Us And Them, Again

One of the most troubling aspects of America’s current political gridlock is the degree to which the citizens who choose political leadership are currently polarized. A recent essay from The Conversation considered the extent to which that polarization is implicated in the the country’s widely reported “downgrade” as a “backsliding democracy” by the International Institute for Democracy and Electoral Assistance.

One key reason the report cites is the continuing popularity among Republicans of false allegations of widespread voter fraud in the 2020 presidential election.

But according to the organization’s secretary general, perhaps the “most concerning” aspect of American democracy is “runaway polarization.” One year after the Jan. 6 Capitol riot, Americans’ perceptions about even the well-documented events of that day are divided along partisan lines.

Polarization looms large in many diagnoses of America’s current political struggles. Some researchers warn of an approaching “tipping point” of irreversible polarization.

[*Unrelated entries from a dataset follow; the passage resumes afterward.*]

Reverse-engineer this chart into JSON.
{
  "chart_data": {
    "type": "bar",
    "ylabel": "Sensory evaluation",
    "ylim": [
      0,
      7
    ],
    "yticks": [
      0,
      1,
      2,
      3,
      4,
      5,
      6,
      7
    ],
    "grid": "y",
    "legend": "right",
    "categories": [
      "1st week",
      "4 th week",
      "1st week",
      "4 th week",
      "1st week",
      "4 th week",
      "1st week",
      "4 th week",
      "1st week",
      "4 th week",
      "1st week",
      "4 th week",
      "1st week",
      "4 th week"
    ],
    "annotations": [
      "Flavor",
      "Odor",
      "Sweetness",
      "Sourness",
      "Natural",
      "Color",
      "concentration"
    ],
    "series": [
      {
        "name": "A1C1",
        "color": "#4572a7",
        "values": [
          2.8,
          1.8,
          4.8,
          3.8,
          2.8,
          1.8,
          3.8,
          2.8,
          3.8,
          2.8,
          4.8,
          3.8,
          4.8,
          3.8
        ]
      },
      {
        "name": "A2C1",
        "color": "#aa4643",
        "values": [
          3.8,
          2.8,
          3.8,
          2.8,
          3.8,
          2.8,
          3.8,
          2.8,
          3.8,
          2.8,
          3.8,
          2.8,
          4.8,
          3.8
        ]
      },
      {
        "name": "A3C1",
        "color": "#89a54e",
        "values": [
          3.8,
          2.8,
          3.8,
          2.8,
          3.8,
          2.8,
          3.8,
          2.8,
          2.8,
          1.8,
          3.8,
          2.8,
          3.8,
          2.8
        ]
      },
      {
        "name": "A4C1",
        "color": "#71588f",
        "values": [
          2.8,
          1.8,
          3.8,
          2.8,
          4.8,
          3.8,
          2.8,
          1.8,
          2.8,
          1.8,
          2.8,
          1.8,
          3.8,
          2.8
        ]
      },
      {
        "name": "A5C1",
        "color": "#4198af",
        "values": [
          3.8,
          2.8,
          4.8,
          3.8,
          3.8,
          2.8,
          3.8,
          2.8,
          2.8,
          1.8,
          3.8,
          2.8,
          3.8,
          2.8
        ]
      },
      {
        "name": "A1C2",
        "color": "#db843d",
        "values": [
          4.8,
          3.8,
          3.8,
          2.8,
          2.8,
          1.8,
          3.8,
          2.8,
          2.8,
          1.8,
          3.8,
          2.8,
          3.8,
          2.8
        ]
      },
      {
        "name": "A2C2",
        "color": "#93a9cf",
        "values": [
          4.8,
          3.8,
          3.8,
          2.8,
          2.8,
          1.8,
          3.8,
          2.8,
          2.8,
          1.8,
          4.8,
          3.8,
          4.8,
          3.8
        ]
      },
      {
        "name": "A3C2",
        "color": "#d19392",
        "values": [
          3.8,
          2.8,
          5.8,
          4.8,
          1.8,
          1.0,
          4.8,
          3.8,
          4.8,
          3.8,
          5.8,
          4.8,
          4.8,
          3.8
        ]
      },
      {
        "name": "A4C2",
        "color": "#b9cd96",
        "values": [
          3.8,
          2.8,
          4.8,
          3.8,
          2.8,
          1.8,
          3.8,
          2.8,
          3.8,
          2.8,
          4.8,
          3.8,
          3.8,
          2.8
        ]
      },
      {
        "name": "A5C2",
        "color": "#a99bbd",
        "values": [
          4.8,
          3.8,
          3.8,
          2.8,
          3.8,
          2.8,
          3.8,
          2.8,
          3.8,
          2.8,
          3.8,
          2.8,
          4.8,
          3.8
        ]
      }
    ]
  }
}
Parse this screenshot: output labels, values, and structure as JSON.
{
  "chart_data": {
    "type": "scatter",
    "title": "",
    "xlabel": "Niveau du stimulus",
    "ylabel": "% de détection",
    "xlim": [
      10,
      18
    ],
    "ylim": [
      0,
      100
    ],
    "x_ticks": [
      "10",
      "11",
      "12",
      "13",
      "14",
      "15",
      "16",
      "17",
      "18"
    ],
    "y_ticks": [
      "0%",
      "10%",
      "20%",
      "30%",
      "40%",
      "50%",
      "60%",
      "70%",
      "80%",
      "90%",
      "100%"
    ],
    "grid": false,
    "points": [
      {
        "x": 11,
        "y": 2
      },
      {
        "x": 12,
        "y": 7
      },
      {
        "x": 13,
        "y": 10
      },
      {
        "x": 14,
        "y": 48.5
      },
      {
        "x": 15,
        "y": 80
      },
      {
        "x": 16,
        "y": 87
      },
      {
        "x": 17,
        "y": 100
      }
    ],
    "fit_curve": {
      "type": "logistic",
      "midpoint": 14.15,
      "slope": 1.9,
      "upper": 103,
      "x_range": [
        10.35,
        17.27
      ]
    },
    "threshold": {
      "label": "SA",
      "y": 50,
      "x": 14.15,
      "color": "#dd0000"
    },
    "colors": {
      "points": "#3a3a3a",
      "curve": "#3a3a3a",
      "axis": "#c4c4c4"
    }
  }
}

The author of the essay, who has recently published a book on the subject, identifies two types of polarization: political polarization and belief polarization. 

Political polarization is simply the ideological distance between opposing parties. When–as now–those differences loom large, they produce the sort of gridlock we are experiencing, especially at the federal level.  As the author points out,  although political polarization can be extremely frustrating, it isn’t necessarily dysfunctional. (It does offer voters a clear choice…) 

Belief polarization, also called group polarization, is different. Interaction with like-minded others transforms people into more extreme versions of themselves. These more extreme selves are also overly confident and therefore more prepared to engage in risky behavior.

Belief polarization also leads people to embrace more intensely negative feelings toward people with different views. As they shift toward extremism, they come to define themselves and others primarily in terms of partisanship. Eventually, politics expands beyond policy ideas and into entire lifestyles.

That hostility toward members of the other party leads members (“us”) to become more conformist and thus increasingly intolerant of the inevitable differences among “us.” The rigidity of our identities as “woke” or “anti-woke” demands conformity from others of our own tribes. As a result, the Left loses Al Franken; the Right loses Liz Cheney. And as the essayist writes, “belief polarization is toxic for citizens’ relations with one another.”

Even more concerning is the way that political and belief polarization work together in what the author calls “a mutually reinforcing loop.” When a polity is divided into two clans –an “us” and a “them” increasingly fixated on what is wrong with the other guys–the situation provides political actors with incentives to amplify hostility toward their partisan opponents.

And because the citizenry is divided over lifestyle choices rather than policy ideas, officeholders are released from the usual electoral pressure to advance a legislative platform. They can gain reelection simply based on their antagonism.

As politicians escalate their rifts, citizens are cued to entrench partisan segregation. This produces additional belief polarization, which in turn rewards political intransigence. All the while, constructive political processes get submerged in the merely symbolic and tribal, while people’s capacities for responsible democratic citizenship erode.

I think this analysis is exactly right, and–unfortunately–an accurate description of today’s  American public (at least the portion of that public that is politically engaged).

In a recent guest essay for the New York Times, Rebecca Solnit considered an important element of “belief polarization,” the tendency of partisans to accept propaganda produced by their “tribe” as fact. (This happens on both the Left and Right, but is particularly widespread on the Right. Sandy Hook was a hoax. Hillary Clinton was trafficking children in the basement of a Washington, D.C., pizza parlor. Bill Gates has inserted chips in COVID vaccines…Donald Trump really won the 2020 election.)

Tribalism, it turns out, enables and encourages gullibility.

Distinctions between believable and unbelievable, true and false are not relevant for people who have found that taking up outrageous and disprovable ideas is instead an admission ticket to a community or an identity. Without the yoke of truthfulness around their necks, they can choose beliefs that flatter their worldview or justify their aggression….

But gullibility means you believe something because someone else wants you to. You’re buying what they’re selling. It’s often said that the joiners of cults and subscribers to delusions are driven by their hatred of elites. But in the present situation, the snake oil salesmen are not just Alex Jones, QAnon’s master manipulators and evangelical hucksters. They are senators, powerful white Christian men, prominent media figures, billionaires and their foundations, even a former president. 

The problem–as both essays conclude–is that while  autocracy requires people who will obey orders about what to think as well as what to do, democracy requires independent-minded people who can reason well. 

We desperately need more of those people.